Elon Musk announced Monday that he’ll ban Apple devices from his companies’ premises if the iPhone creator goes forward with its planned OpenAI integration.
Apple held its annual Worldwide Developer’s Conference Monday, and the biggest takeaway was OpenAI’s ChatGPT will be paired with Apple’s assistant Siri.
In one example shown, Siri recommended that the iPhone user consult ChatGPT for further dinner recipe ideas, flagging all the way that these new answers were coming from OpenAI’s chatbot and advising users to ‘check important info for mistakes’.
Musk responded to the partnership on X, saying employees and visitors to his companies would ‘have to check their Apple devices at the door’ where they will be stored in a ‘Faraday cage’ – a cage that blocks electromagnetic fields.
He continued: ‘If Apple integrates OpenAI at the OS level, then Apple devices will be banned at my companies. That is an unacceptable security violation.’

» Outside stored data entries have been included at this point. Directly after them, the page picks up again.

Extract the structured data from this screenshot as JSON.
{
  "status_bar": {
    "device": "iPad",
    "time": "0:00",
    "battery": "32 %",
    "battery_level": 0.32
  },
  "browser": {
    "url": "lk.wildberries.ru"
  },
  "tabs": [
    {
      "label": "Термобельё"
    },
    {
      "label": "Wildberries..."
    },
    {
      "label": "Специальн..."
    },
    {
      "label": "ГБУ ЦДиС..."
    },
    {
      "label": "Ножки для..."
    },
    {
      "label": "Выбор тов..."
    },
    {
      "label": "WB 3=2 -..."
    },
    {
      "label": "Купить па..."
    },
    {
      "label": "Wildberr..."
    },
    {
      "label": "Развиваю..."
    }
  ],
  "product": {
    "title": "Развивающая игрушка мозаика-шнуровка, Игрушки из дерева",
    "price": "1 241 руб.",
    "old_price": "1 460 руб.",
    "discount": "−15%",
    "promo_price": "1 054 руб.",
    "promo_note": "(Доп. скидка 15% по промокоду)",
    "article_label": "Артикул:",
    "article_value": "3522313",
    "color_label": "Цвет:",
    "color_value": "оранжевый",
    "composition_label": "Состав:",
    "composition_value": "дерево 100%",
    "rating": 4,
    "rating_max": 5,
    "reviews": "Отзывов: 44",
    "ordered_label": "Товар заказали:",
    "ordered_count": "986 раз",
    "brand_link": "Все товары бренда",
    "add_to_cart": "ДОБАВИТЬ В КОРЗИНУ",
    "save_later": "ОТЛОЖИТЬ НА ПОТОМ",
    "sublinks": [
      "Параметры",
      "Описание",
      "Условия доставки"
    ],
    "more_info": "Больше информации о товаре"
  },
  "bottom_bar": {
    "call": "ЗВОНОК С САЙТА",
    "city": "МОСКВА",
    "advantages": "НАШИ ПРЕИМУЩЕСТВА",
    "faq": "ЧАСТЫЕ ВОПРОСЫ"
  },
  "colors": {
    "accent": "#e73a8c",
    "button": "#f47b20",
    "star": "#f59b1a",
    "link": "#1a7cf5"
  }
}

Siri will be fitted with GPT-4o, the latest iteration of the famous chatbot that some users say sounds like Scarlett Johansson’s character in the movie ‘Her.’
Prior to Musk’s post criticizing the move, Apple promised its users that unlike ordinary usage of ChatGPT direct from OpenAI’s platform, users’ private information and their queries will not be logged or stored.
This new, extensive presence of AI across Apple’s software – given the brand name ‘Apple Intelligence’ – includes AI-summarized documents in Mail and Notes and an image-generating AI dubbed ‘Image Playground’, plus ChatGPT’s integration with Siri.
Meanwhile, ‘Math Notes’ transforms Apple’s calculator app into living piece of scratch paper to do complex math problems on.
Apple CEO Tim Cook said that one of the five criteria Apple Intelligence needs to meet is being ‘private’.
According to his presentation, Apple Intelligence ‘will be keeping users’ personal information on their devices rather than uploading it to an Apple-owned cloud’ thanks to the company’s powerful new M chips.
But Musk made it clear in a subsequent post that he doesn’t buy that, saying that Apple is ‘selling you down the river’.
‘It’s patently absurd that Apple isn’t smart enough to make their own AI, yet is somehow capable of ensuring that OpenAI will protect your security & privacy,’ Musk wrote.
‘Apple has no clue what’s actually going on once they hand your data over to OpenAI. They’re selling you down the river.’
Replies to Musk’s post were filled with people begging him to release his own phone using either X branding or Tesla branding.
‘Honestly at this point we need Tesla or X to come out with a phone powered by Starlink,’ right-wing film director Robby Starbuck wrote.
‘I would switch in a heartbeat,’ he said, adding that he doesn’t trust OpenAI CEO Sam Altman.
‘I don’t want his tech inside my phone, inside my office or near my family,’ Starbuck said.
Another user seemed to agree, replying to Musk: ‘Help us and develop the X Phone!’
Elon Musk cofounded OpenAI with Sam Altman back in 2015, and the company was supposed to be a non-profit to serve as a check on the potential threats artificial intelligence could pose to humanity.
But their relationship soured when OpenAI executives refused a buyout offer from Tesla in 2018, causing Musk to leave the company.
In March, Musk sued OpenAI and Altman, its current CEO, over an alleged betrayal of the company’s founding aims of benefiting humanity rather than pursuing profit.
Sam Altman responded to Musk’s lawsuit on an episode of Lex Fridman’s podcast, saying that he didn’t believe it was about OpenAI being open source or not.
OpenAI’s founders published a series of emails from Musk where he supported the company’s pivot to a mix between non-profit and for-profit, Business Insider reported.
Musk also joked on X that he would drop the lawsuit if the company changed its name to ClosedAI.
‘I think that speaks to the seriousness with which Elon means the lawsuit – and it’s an astonishing thing to say,’ Altman said.